Well, dear reader, it looks as if I am going to be sentenced to a little fire and brimstone when my time on this little blue planet is over. A stint in Purgatory seems inevitable. I won’t really be able to argue because there are too many examples from my life to let me off the hook.

The good news is that I think I will be in good company because I reckon that most if not all of the human race will be by my side as I am purged of my sins.

My only hope is that people like Jeremy Kyle or Piers Morgan are next to me so that I can see the smug grins wiped off their faces as we all suffer.


Bill Y said...

I reckon I'll be quite happy if there's only 7 deadly sins that I'm guilty of. I always thought it would amount to thousands.

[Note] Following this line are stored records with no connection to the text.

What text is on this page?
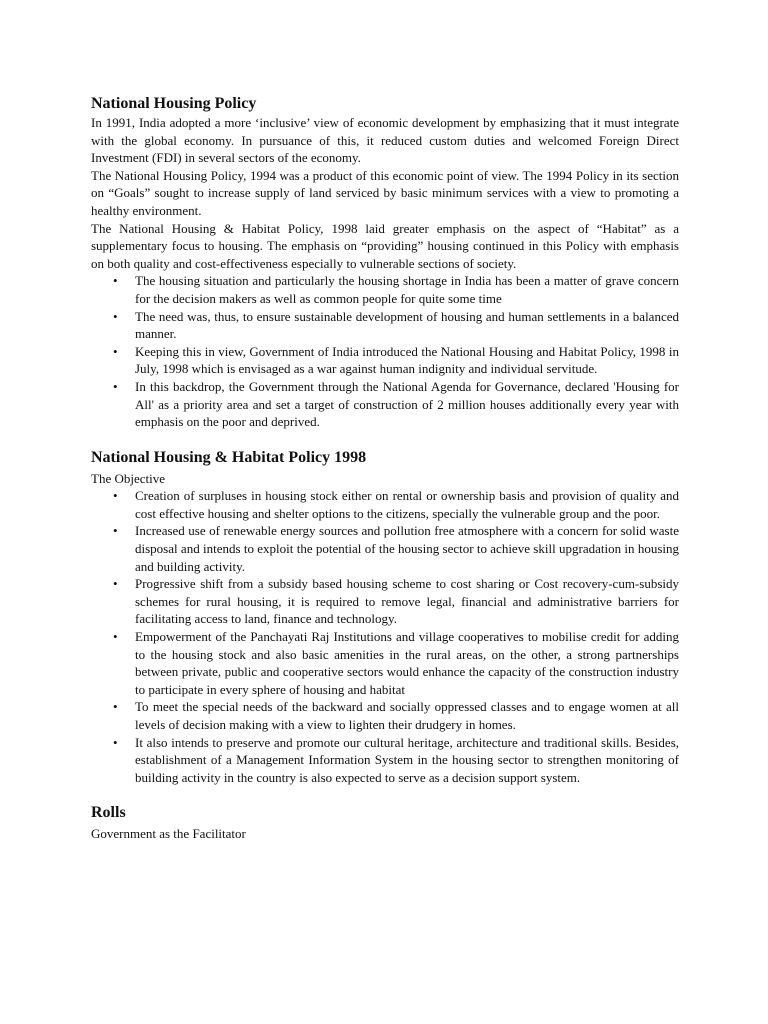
National Housing Policy

In 1991, India adopted a more ‘inclusive’ view of economic development by emphasizing that it must integrate with the global economy. In pursuance of this, it reduced custom duties and welcomed Foreign Direct Investment (FDI) in several sectors of the economy.

The National Housing Policy, 1994 was a product of this economic point of view. The 1994 Policy in its section on “Goals” sought to increase supply of land serviced by basic minimum services with a view to promoting a healthy environment.

The National Housing & Habitat Policy, 1998 laid greater emphasis on the aspect of “Habitat” as a supplementary focus to housing. The emphasis on “providing” housing continued in this Policy with emphasis on both quality and cost-effectiveness especially to vulnerable sections of society.

• The housing situation and particularly the housing shortage in India has been a matter of grave concern for the decision makers as well as common people for quite some time
• The need was, thus, to ensure sustainable development of housing and human settlements in a balanced manner.
• Keeping this in view, Government of India introduced the National Housing and Habitat Policy, 1998 in July, 1998 which is envisaged as a war against human indignity and individual servitude.
• In this backdrop, the Government through the National Agenda for Governance, declared 'Housing for All' as a priority area and set a target of construction of 2 million houses additionally every year with emphasis on the poor and deprived.
National Housing & Habitat Policy 1998

The Objective

• Creation of surpluses in housing stock either on rental or ownership basis and provision of quality and cost effective housing and shelter options to the citizens, specially the vulnerable group and the poor.
• Increased use of renewable energy sources and pollution free atmosphere with a concern for solid waste disposal and intends to exploit the potential of the housing sector to achieve skill upgradation in housing and building activity.
• Progressive shift from a subsidy based housing scheme to cost sharing or Cost recovery-cum-subsidy schemes for rural housing, it is required to remove legal, financial and administrative barriers for facilitating access to land, finance and technology.
• Empowerment of the Panchayati Raj Institutions and village cooperatives to mobilise credit for adding to the housing stock and also basic amenities in the rural areas, on the other, a strong partnerships between private, public and cooperative sectors would enhance the capacity of the construction industry to participate in every sphere of housing and habitat
• To meet the special needs of the backward and socially oppressed classes and to engage women at all levels of decision making with a view to lighten their drudgery in homes.
• It also intends to preserve and promote our cultural heritage, architecture and traditional skills. Besides, establishment of a Management Information System in the housing sector to strengthen monitoring of building activity in the country is also expected to serve as a decision support system.
Rolls

Government as the Facilitator
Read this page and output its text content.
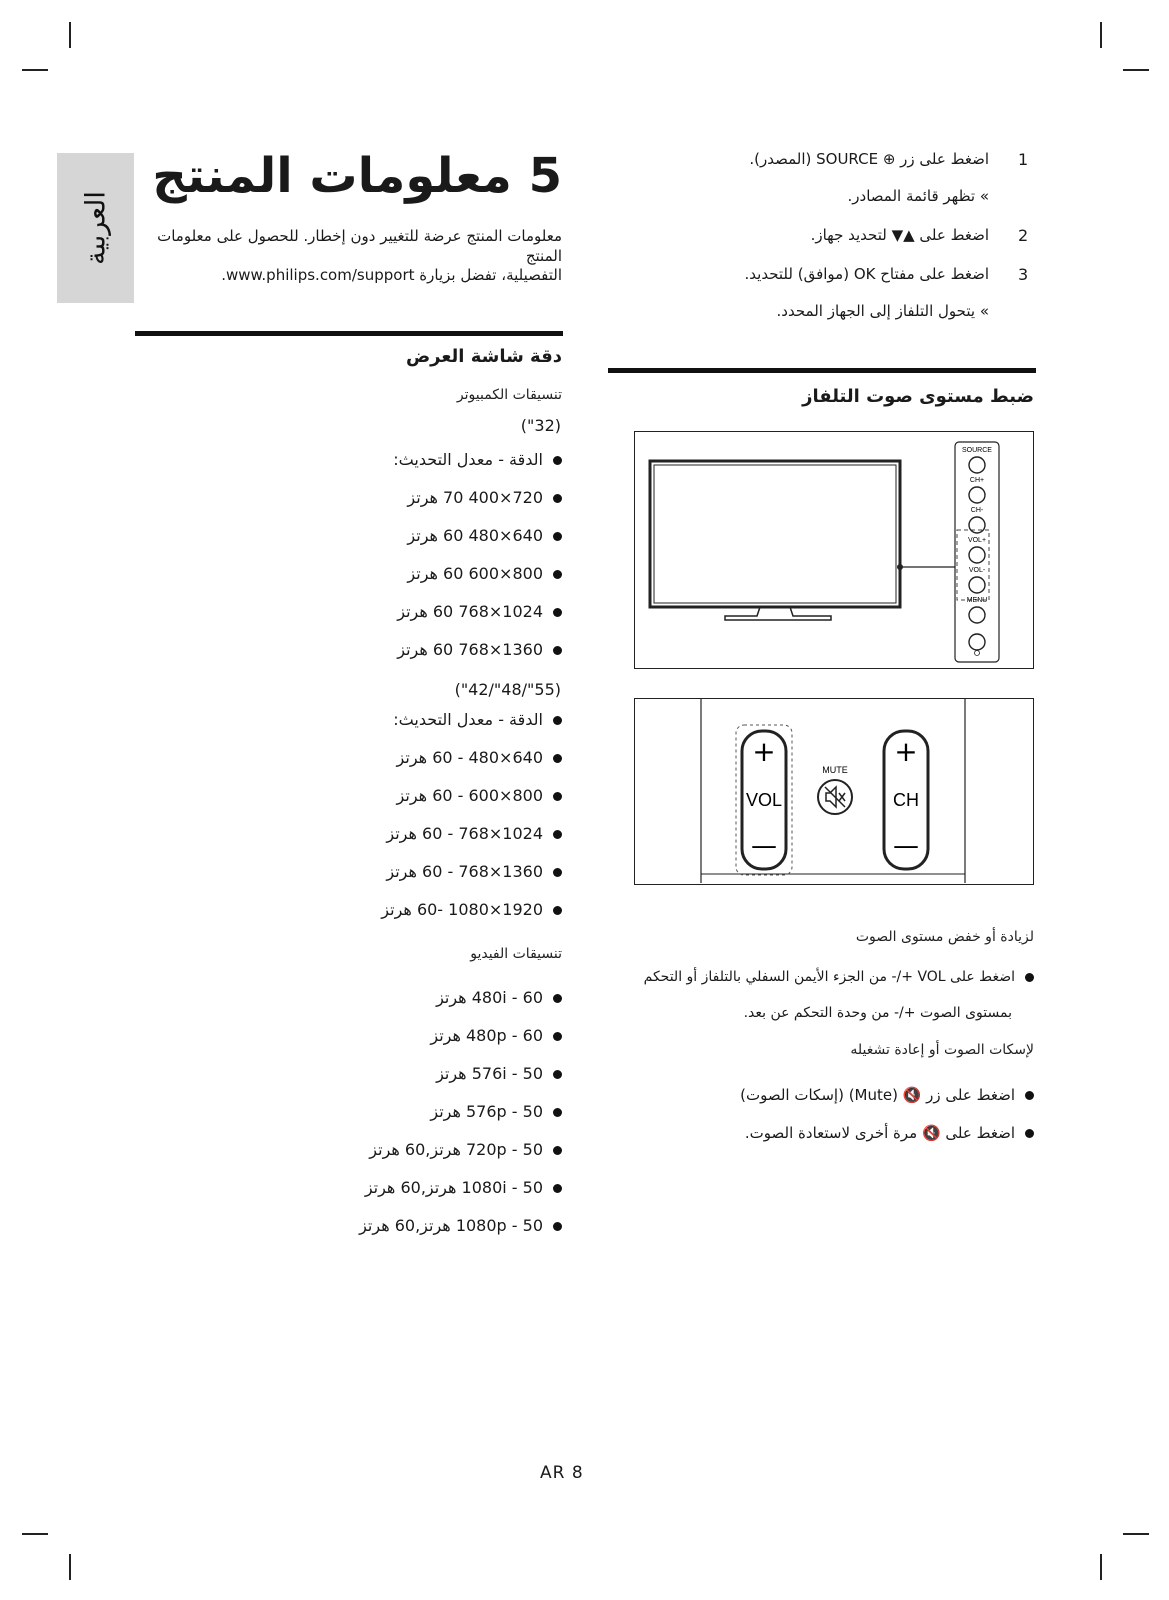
العربية
5 معلومات المنتج
معلومات المنتج عرضة للتغيير دون إخطار. للحصول على معلومات المنتج
التفصيلية، تفضل بزيارة www.philips.com/support.
دقة شاشة العرض
تنسيقات الكمبيوتر
("32)
الدقة - معدل التحديث:
720×400 70 هرتز
640×480 60 هرتز
800×600 60 هرتز
1024×768 60 هرتز
1360×768 60 هرتز
("42/"48/"55)
الدقة - معدل التحديث:
640×480 - 60 هرتز
800×600 - 60 هرتز
1024×768 - 60 هرتز
1360×768 - 60 هرتز
1920×1080 -60 هرتز
تنسيقات الفيديو
480i - 60 هرتز
480p - 60 هرتز
576i - 50 هرتز
576p - 50 هرتز
720p - 50 هرتز,60 هرتز
1080i - 50 هرتز,60 هرتز
1080p - 50 هرتز,60 هرتز
1
اضغط على زر ⊕ SOURCE (المصدر).
» تظهر قائمة المصادر.
2
اضغط على ▲▼ لتحديد جهاز.
3
اضغط على مفتاح OK (موافق) للتحديد.
» يتحول التلفاز إلى الجهاز المحدد.
ضبط مستوى صوت التلفاز
SOURCE
CH+
CH-
VOL+
VOL-
MENU
+
VOL
—
+
CH
—
MUTE
لزيادة أو خفض مستوى الصوت
اضغط على VOL +/- من الجزء الأيمن السفلي بالتلفاز أو التحكم
بمستوى الصوت +/- من وحدة التحكم عن بعد.
لإسكات الصوت أو إعادة تشغيله
اضغط على زر 🔇 (Mute) (إسكات الصوت)
اضغط على 🔇 مرة أخرى لاستعادة الصوت.
AR 8
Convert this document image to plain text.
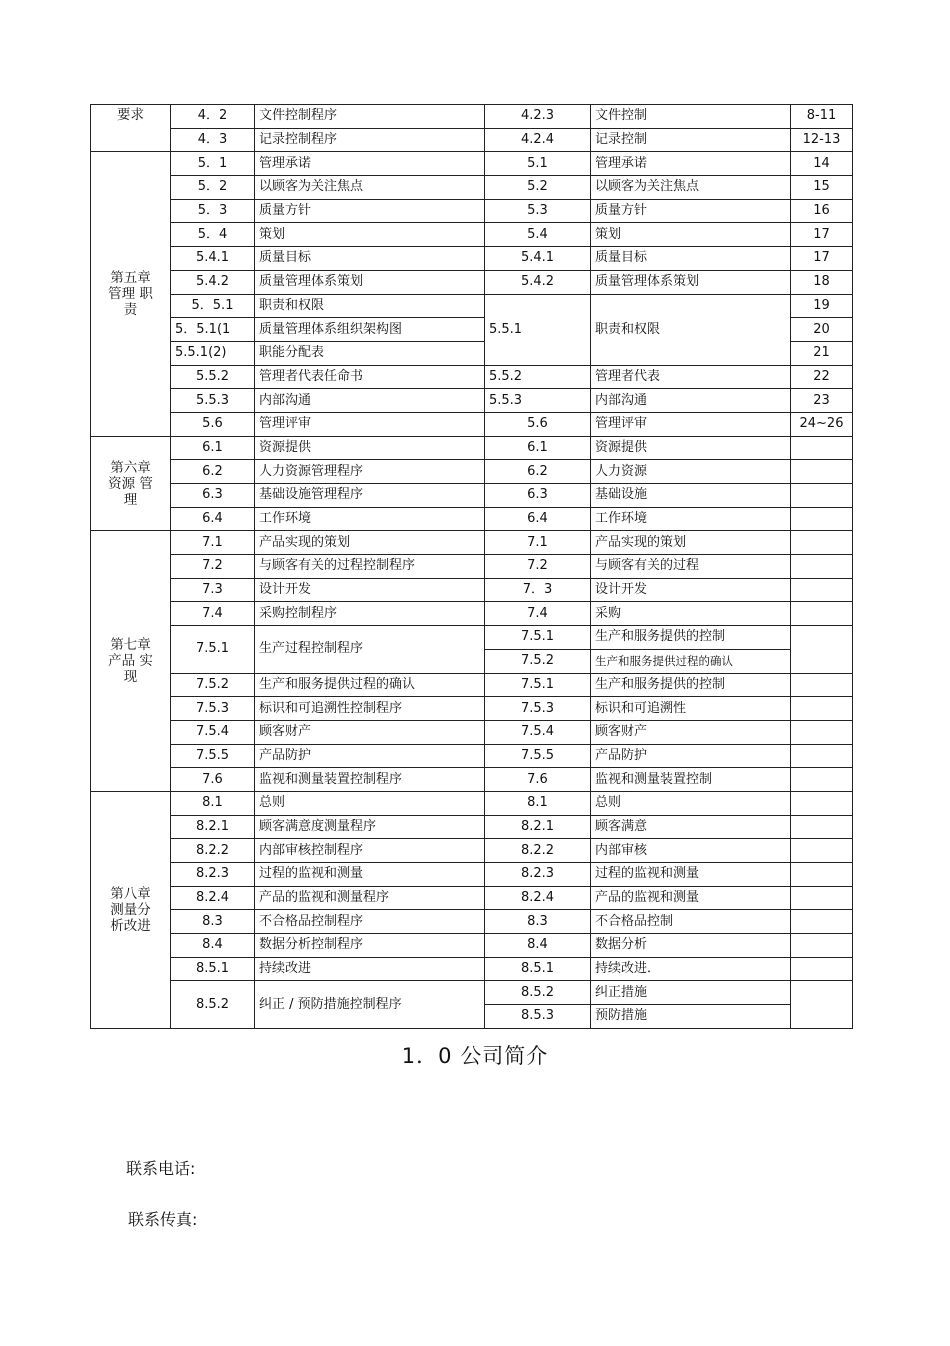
要求	4．2	文件控制程序	4.2.3	文件控制	8-11
	4．3	记录控制程序	4.2.4	记录控制	12-13
第五章 管理 职责	5．1	管理承诺	5.1	管理承诺	14
	5．2	以顾客为关注焦点	5.2	以顾客为关注焦点	15
	5．3	质量方针	5.3	质量方针	16
	5．4	策划	5.4	策划	17
	5.4.1	质量目标	5.4.1	质量目标	17
	5.4.2	质量管理体系策划	5.4.2	质量管理体系策划	18
	5．5.1	职责和权限	5.5.1	职责和权限	19
	5．5.1(1	质量管理体系组织架构图			20
	5.5.1(2)	职能分配表			21
	5.5.2	管理者代表任命书	5.5.2	管理者代表	22
	5.5.3	内部沟通	5.5.3	内部沟通	23
	5.6	管理评审	5.6	管理评审	24~26
第六章 资源 管理	6.1	资源提供	6.1	资源提供	
	6.2	人力资源管理程序	6.2	人力资源	
	6.3	基础设施管理程序	6.3	基础设施	
	6.4	工作环境	6.4	工作环境	
第七章 产品 实现	7.1	产品实现的策划	7.1	产品实现的策划	
	7.2	与顾客有关的过程控制程序	7.2	与顾客有关的过程	
	7.3	设计开发	7．3	设计开发	
	7.4	采购控制程序	7.4	采购	
	7.5.1	生产过程控制程序	7.5.1	生产和服务提供的控制	
			7.5.2	生产和服务提供过程的确认	
	7.5.2	生产和服务提供过程的确认	7.5.1	生产和服务提供的控制	
	7.5.3	标识和可追溯性控制程序	7.5.3	标识和可追溯性	
	7.5.4	顾客财产	7.5.4	顾客财产	
	7.5.5	产品防护	7.5.5	产品防护	
	7.6	监视和测量装置控制程序	7.6	监视和测量装置控制	
第八章 测量分 析改进	8.1	总则	8.1	总则	
	8.2.1	顾客满意度测量程序	8.2.1	顾客满意	
	8.2.2	内部审核控制程序	8.2.2	内部审核	
	8.2.3	过程的监视和测量	8.2.3	过程的监视和测量	
	8.2.4	产品的监视和测量程序	8.2.4	产品的监视和测量	
	8.3	不合格品控制程序	8.3	不合格品控制	
	8.4	数据分析控制程序	8.4	数据分析	
	8.5.1	持续改进	8.5.1	持续改进．	
	8.5.2	纠正 / 预防措施控制程序	8.5.2	纠正措施	
			8.5.3	预防措施	
1．0 公司简介
联系电话:
联系传真:
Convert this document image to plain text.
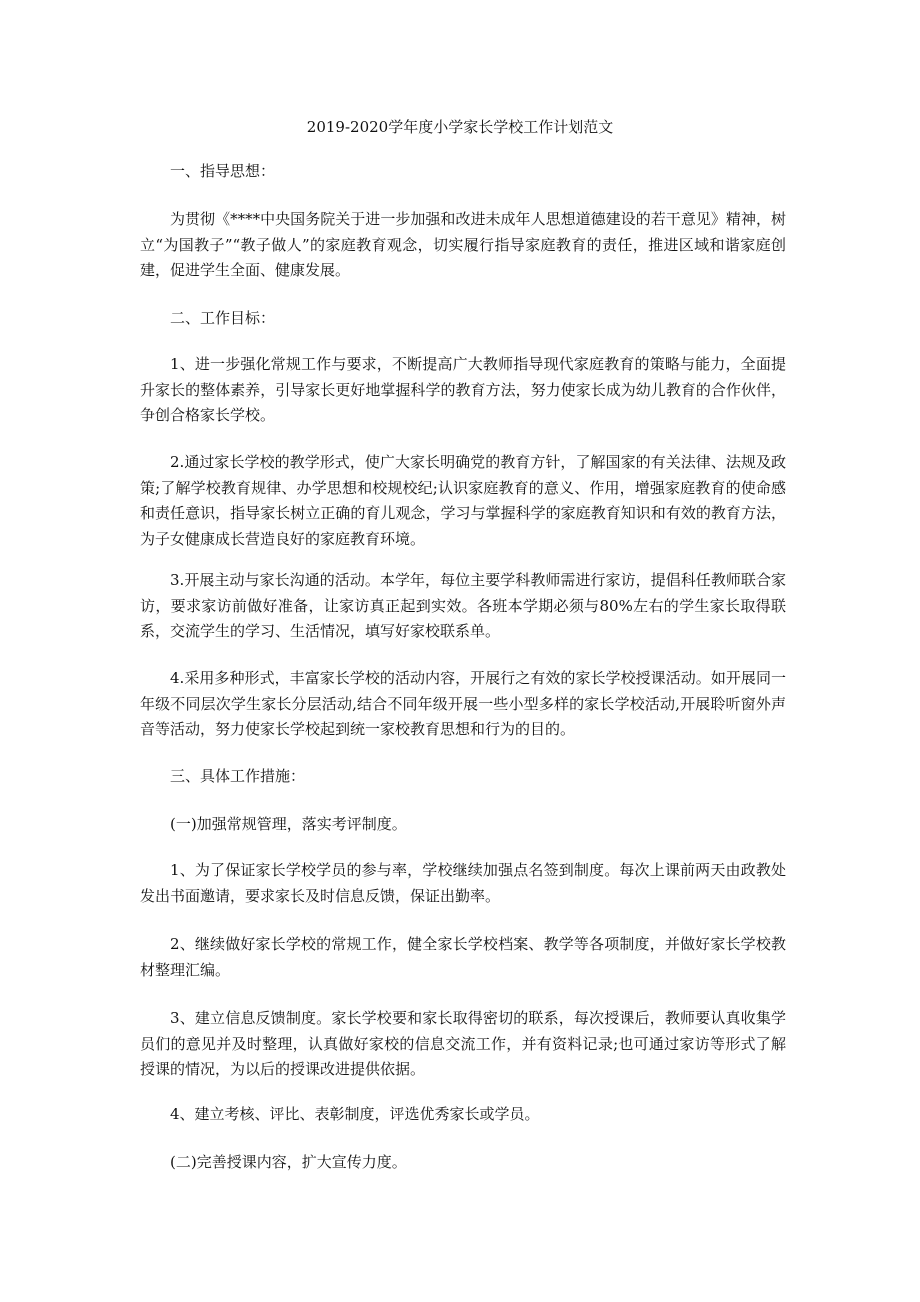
2019-2020学年度小学家长学校工作计划范文

一、指导思想：

为贯彻《****中央国务院关于进一步加强和改进未成年人思想道德建设的若干意见》精神，树立“为国教子”“教子做人”的家庭教育观念，切实履行指导家庭教育的责任，推进区域和谐家庭创建，促进学生全面、健康发展。

二、工作目标：

1、进一步强化常规工作与要求，不断提高广大教师指导现代家庭教育的策略与能力，全面提升家长的整体素养，引导家长更好地掌握科学的教育方法，努力使家长成为幼儿教育的合作伙伴，争创合格家长学校。

2.通过家长学校的教学形式，使广大家长明确党的教育方针，了解国家的有关法律、法规及政策;了解学校教育规律、办学思想和校规校纪;认识家庭教育的意义、作用，增强家庭教育的使命感和责任意识，指导家长树立正确的育儿观念，学习与掌握科学的家庭教育知识和有效的教育方法，为子女健康成长营造良好的家庭教育环境。

3.开展主动与家长沟通的活动。本学年，每位主要学科教师需进行家访，提倡科任教师联合家访，要求家访前做好准备，让家访真正起到实效。各班本学期必须与80%左右的学生家长取得联系，交流学生的学习、生活情况，填写好家校联系单。

4.采用多种形式，丰富家长学校的活动内容，开展行之有效的家长学校授课活动。如开展同一年级不同层次学生家长分层活动,结合不同年级开展一些小型多样的家长学校活动,开展聆听窗外声音等活动，努力使家长学校起到统一家校教育思想和行为的目的。

三、具体工作措施：

(一)加强常规管理，落实考评制度。

1、为了保证家长学校学员的参与率，学校继续加强点名签到制度。每次上课前两天由政教处发出书面邀请，要求家长及时信息反馈，保证出勤率。

2、继续做好家长学校的常规工作，健全家长学校档案、教学等各项制度，并做好家长学校教材整理汇编。

3、建立信息反馈制度。家长学校要和家长取得密切的联系，每次授课后，教师要认真收集学员们的意见并及时整理，认真做好家校的信息交流工作，并有资料记录;也可通过家访等形式了解授课的情况，为以后的授课改进提供依据。

4、建立考核、评比、表彰制度，评选优秀家长或学员。

(二)完善授课内容，扩大宣传力度。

Sweet.

Bill Y

Plastic Mancunian said...

Hi Bill,

I'm sure there are many more - and I am probably also guilty of most of them too.




A Blog In The Rough said...

Dear PM -

Move over, I'll be joining you as an ex-catholic too. Leave out Piers though please...

Kath Lockett said...

I was raised a Christian but am now what I call a believer in some kind of all-powerful being but am not quite sure what to call him (or her). As for the Big Seven, I'm guilty of them all.

Plastic Mancunian said...

Hi Lady from Delaware,

Purgatory would surely involve Piers Morgan though wouldn't it? being shackled to him would be punishment enough - I would be begging for red hot poker treatment within five minutes I reckon.




Plastic Mancunian said...

G'Day Kath,

As I said above - so am I. I'm doomed - DOOMED!!!




River said...

Sins? Piffle! As long as you're not roaming the world causing random destructive acts of mayhem and murder, you're fine. Just live the kind of life that keeps you out of jail and makes people love you for who you are.

Plastic Mancunian said...

Wise words River

And of course, you are totally correct.




mannoy said...

as many politician would say (especially in the Philiipines), as long as there is no evidence, your not guilty of the sins mentioned or even crime.

Plastic Mancunian said...

Hi Mannoy,

Politicians in the UK say the same. Shame I'm not one really. Do you think I can hide the evidence?